Ho-fung Hung featured in JHU Arts & Sciences Weekly
Describe your primary research or scholarship, and tell us what is most exciting about your current project.
One major focus of my research has been how the rise of China reshapes the global political economy and generates new identities and conflicts. Taking many steps back from the torrent of news headlines to examine historical data and long-term trends, we can always discover deep, underlying forces that shape current events. For example, many people suppose the deteriorating U.S.-China relations originated from the policy and actions of President Trump and President Xi. But after investigating years of corporate financial reports, corporate lawsuit databases, and under-the-radar lobbying activities in both countries, I find the rivalry between the two countries is rooted in China’s state-backed companies’ increasing aggressiveness at the expense of U.S. companies in the Chinese and world markets after the global financial crisis of 2008. The turn from profitable collaboration to intensifying competition between U.S. and Chinese corporations, coupled with the geopolitical tension over the South China Sea, Taiwan, and other issues dating back to the 1990s, created today’s dicey situation. From a longer-term perspective, this development of intercapitalist competitions into geopolitical rivalry is disturbingly similar to the UK-Germany rivalry at the turn of the 20th century, though with many differences.     

Share a best practice or tip for successful teaching or mentoring.

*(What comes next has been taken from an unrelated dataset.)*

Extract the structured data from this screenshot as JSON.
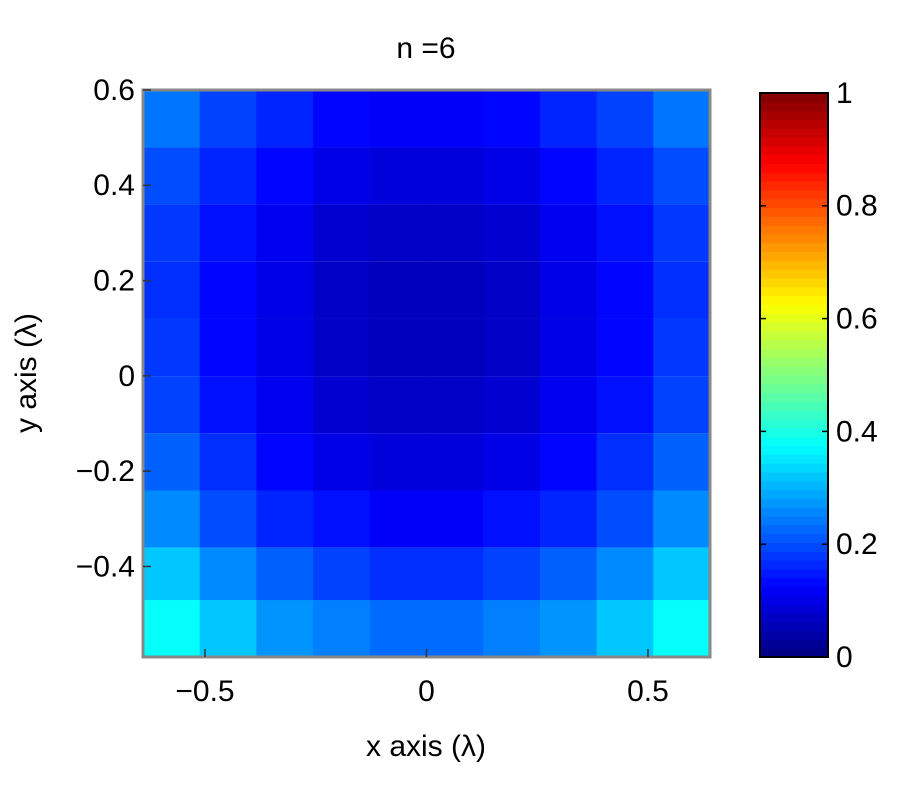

When I assign readings to students, I often refrain from introducing my take in the beginning. I would let them develop their readings first through pre-class reading memos and open-floor discussions in class. Students with different intellectual backgrounds and motivated by different questions often come up with different insights, appreciations, and critiques of the readings. Discussion based on the diverse perspectives on the same readings is always an excellent learning process for everyone, including myself. In mentoring individual students, my advice always includes “staying curious.” PhD students can easily lose interest in theories and research outside their immediate field after delving into their own research. To stay curious about the development in other fields – kind of getting out of your intellectual comfort zone – can expose students to ideas that keep them connected to the wider academic communities. It can also offer them insights that may be eventually relevant to their research, directly or indirectly.   

What do you like to do outside of work?
Having two teenage children, I have been spending most of my time outside with them – while they are developing their independent life and will leave home soon. Over the last two years, we spent much time in outdoor activities during the pandemic, including kayaking, biking, hiking, BBQ, archery, and traveling. Last summer, before the Delta variant hit and when things started to open up, we made a 10-day trip to Italy and let the kids take full control of the itinerary planning for the first time. We are delighted to learn how much they grew up during the trip. They shared a lot of newly gained knowledge, views of the world, and complaints they normally reserve for their friends. Besides the pandemic’s disruptions, the last two years of lockdown and cancellations also allowed us to rediscover the fun of the outdoors and family trips. If there is any upside to the pandemic, this would be it.